On Mon, Jun 21, 2021 at 02:47:16PM +0900, Tatsuo Ishii wrote:
> > I got the parse error after applying the patch:
> >
> > release-14.sgml:3562: parser error : Input is not proper UTF-8,
> > indicate encoding !
> > Bytes: 0xE9 0x20 0x53 0x61
> > (Juan Jos Santamara Flecha)
> > ^
> >
> > Is that a problem with my environment?
>
> Me too. I think the problem is, Bruce's patch is encoded in
> ISO-8859-1, not UTF-8. As far as I know PostgreSQL never encodes
> *.sgml files in ISO-8859-1. Anyway, attached is the Bruce's patch
> encoded in UTF-8. This works for me.
>
> My guess is, when Bruce attached the file, his MUA automatically
> changed the file encoding from UTF-8 to ISO-8859-1 (it could happen in
> many MUA). Also that's the reason why he does not see the problem
> while compiling the sgml files. In his environment release-14.sgml is
> encoded in UTF-8, I guess. To prevent the problem next time, it's
> better to change the mime type of the attached file to
> Application/Octet-Stream.
Oh, people were testing by building from the attached patch, not from
the git tree. Yes, I see now the email was switched to a single-byte
encoding, and the attachment header confirms it:
Content-Type: text/x-diff; charset=iso-8859-1
----------
Content-Disposition: attachment; filename="master.diff"

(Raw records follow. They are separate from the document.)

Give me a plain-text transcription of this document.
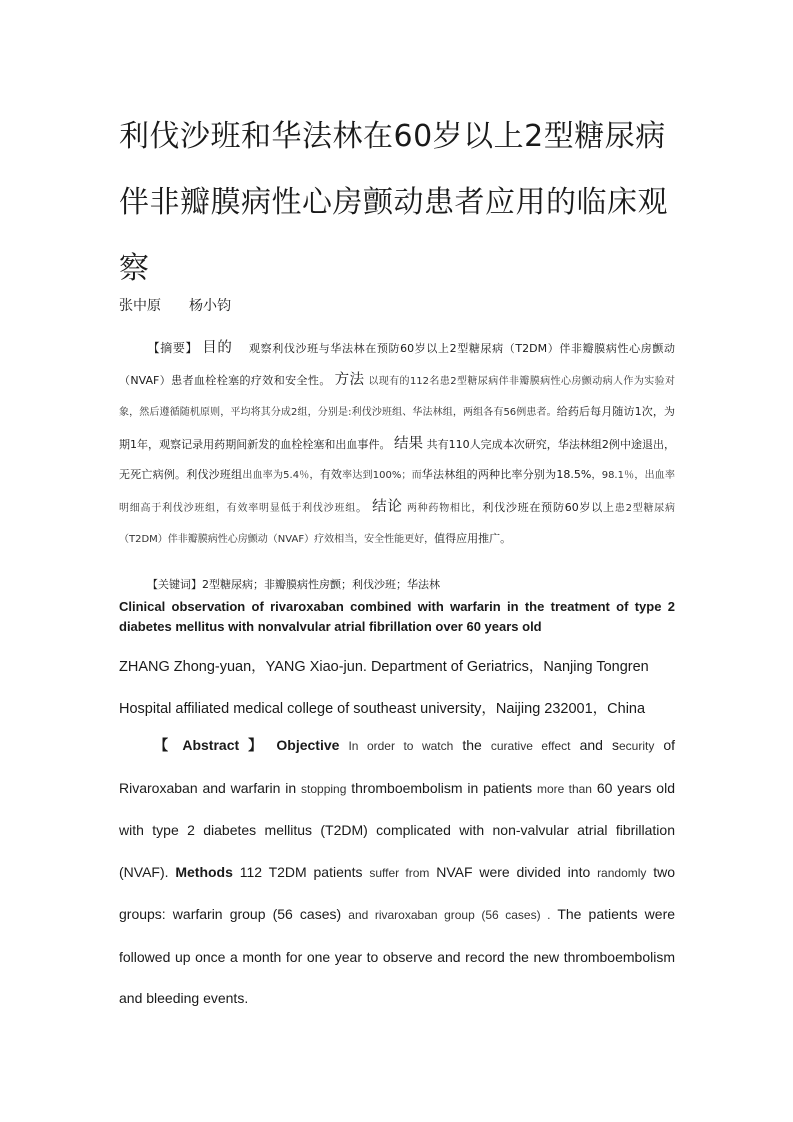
利伐沙班和华法林在60岁以上2型糖尿病伴非瓣膜病性心房颤动患者应用的临床观察
张中原 杨小钧
【摘要】 目的 观察利伐沙班与华法林在预防60岁以上2型糖尿病（T2DM）伴非瓣膜病性心房颤动（NVAF）患者血栓栓塞的疗效和安全性。 方法 以现有的112名患2型糖尿病伴非瓣膜病性心房颤动病人作为实验对象，然后遵循随机原则，平均将其分成2组，分别是:利伐沙班组、华法林组，两组各有56例患者。给药后每月随访1次，为期1年，观察记录用药期间新发的血栓栓塞和出血事件。 结果 共有110人完成本次研究，华法林组2例中途退出，无死亡病例。利伐沙班组出血率为5.4％，有效率达到100%；而华法林组的两种比率分别为18.5%，98.1％，出血率明细高于利伐沙班组，有效率明显低于利伐沙班组。 结论 两种药物相比，利伐沙班在预防60岁以上患2型糖尿病（T2DM）伴非瓣膜病性心房颤动（NVAF）疗效相当，安全性能更好，值得应用推广。
【关键词】2型糖尿病；非瓣膜病性房颤；利伐沙班；华法林
Clinical observation of rivaroxaban combined with warfarin in the treatment of type 2 diabetes mellitus with nonvalvular atrial fibrillation over 60 years old
ZHANG Zhong-yuan，YANG Xiao-jun. Department of Geriatrics，Nanjing Tongren Hospital affiliated medical college of southeast university，Naijing 232001，China
【 Abstract 】 Objective In order to watch the curative effect and security of Rivaroxaban and warfarin in stopping thromboembolism in patients more than 60 years old with type 2 diabetes mellitus (T2DM) complicated with non-valvular atrial fibrillation (NVAF). Methods 112 T2DM patients suffer from NVAF were divided into randomly two groups: warfarin group (56 cases) and rivaroxaban group (56 cases) . The patients were followed up once a month for one year to observe and record the new thromboembolism and bleeding events.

Content-Transfer-Encoding: 8bit
I guess my email program, mutt, is trying to be helpful by using a
single-byte encoding when UTF is not necessary, which I guess makes
sense. I will try to remember this can cause problems with SGML
attachments.
--
Bruce Momjian <[email protected]> https://momjian.us
EDB https://enterprisedb.com
If only the physical world exists, free will is an illusion.